Em resumo, o eleitor nunca esteve tão certo de que irá votar, e em quem, porque já conhece muito bem o que pensam os principais postulantes ao Palácio do Planalto. Teremos, ao que tudo indica, uma eleição com elevadíssimo índice de participação, o que dará ao eleito toda a legitimidade conferida pelas urnas numa democracia de representação direta, como é a brasileira.
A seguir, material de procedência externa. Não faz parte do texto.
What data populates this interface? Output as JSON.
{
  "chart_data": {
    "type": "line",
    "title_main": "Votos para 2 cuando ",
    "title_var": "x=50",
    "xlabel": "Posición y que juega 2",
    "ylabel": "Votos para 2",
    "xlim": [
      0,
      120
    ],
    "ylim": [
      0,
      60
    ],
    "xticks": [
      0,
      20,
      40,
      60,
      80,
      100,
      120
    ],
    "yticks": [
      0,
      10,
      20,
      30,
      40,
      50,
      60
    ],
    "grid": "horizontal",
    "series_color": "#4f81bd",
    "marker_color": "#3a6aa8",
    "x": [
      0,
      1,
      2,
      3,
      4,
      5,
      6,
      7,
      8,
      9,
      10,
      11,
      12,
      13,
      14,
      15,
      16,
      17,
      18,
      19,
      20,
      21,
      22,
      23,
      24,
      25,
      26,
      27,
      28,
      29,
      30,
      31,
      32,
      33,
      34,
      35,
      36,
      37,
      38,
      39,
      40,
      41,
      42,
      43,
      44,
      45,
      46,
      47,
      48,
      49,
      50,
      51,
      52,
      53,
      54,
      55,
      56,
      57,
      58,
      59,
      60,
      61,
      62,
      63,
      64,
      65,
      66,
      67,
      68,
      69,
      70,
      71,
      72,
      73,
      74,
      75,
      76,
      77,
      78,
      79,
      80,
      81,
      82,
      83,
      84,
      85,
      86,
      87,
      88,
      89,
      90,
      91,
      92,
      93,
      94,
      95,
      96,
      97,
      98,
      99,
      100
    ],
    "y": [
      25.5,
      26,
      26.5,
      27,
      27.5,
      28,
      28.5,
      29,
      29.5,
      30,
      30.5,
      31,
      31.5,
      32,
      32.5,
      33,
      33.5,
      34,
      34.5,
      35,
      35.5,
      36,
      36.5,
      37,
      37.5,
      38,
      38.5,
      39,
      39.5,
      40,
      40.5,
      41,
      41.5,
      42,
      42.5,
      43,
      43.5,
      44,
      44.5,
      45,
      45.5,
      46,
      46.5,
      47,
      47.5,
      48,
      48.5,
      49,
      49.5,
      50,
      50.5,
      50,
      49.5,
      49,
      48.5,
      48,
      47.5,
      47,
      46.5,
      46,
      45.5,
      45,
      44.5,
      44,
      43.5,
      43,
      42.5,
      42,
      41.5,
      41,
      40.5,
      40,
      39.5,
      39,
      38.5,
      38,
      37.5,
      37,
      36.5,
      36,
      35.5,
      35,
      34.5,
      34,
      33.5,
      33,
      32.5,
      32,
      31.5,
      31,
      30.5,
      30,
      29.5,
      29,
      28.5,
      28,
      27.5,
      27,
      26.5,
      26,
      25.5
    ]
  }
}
Salvo aquelas situações inesperadas, como o acidente aéreo que vitimou o ex-governador Eduardo Campos durante a sua campanha eleitoral em 2014, bem como a facada que quase ceifou a vida do então candidato Jair Bolsonaro, em 2018, dificilmente teremos uma mudança substancial no cenário eleitoral que se apresenta neste 1º turno.
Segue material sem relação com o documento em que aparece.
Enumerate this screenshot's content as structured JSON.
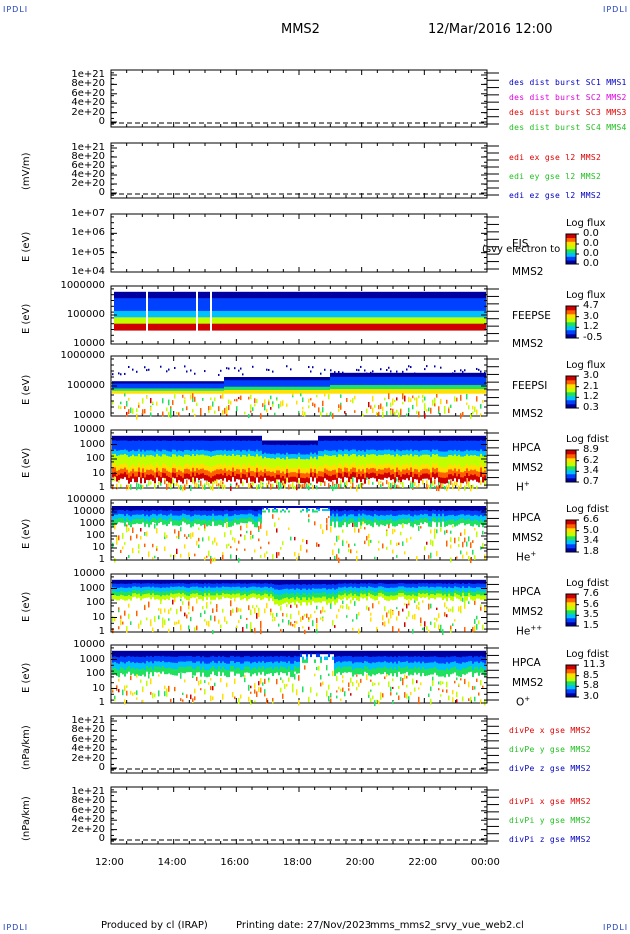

Falando sobre índices, os números dos últimos dias representam notícias ruins ao atual ocupante do terceiro andar do Palácio do Planalto. Mesmo com pacotes sociais eleitoreiros, a máquina administrativa nas mãos e do remanescente antipetismo (ou antilulismo), Jair Bolsonaro não assiste aos seus índices crescerem consideravelmente nem na eventualidade de uma segunda volta, porque o teto parece ter sido delimitado em seu elevadíssimo índice de rejeição. Ademais, a ausência de candidaturas competitivas pelo lado da tal “terceira via” também limita o seu espaço de crescimento.
Sobre o ex-presidente Lula, o grande “x” da questão refere-se à sua capacidade, ou não, de atrair para si o voto útil de nomes da centro-esquerda (em especial do pedetista Ciro Gomes) para tentar liquidar a fatura já no próximo dia 2 de outubro. Em uma eleição tão cadenciada como esta, de fato me parece que a eventual resolução em 2º turno poderia, sim, representar uma vitória momentânea do bolsonarismo e injetar ânimo numa campanha marcada, até o momento, por uma profunda apatia.
Ou seja, a máxima de que “o segundo turno é uma outra eleição” pode, de fato, se aplicar e fazer a temperatura dos debates (que se tornariam verdadeiros embates) subir consideravelmente, talvez ao ponto de lançar pitadas de incerteza a um resultado aparentemente já traçado.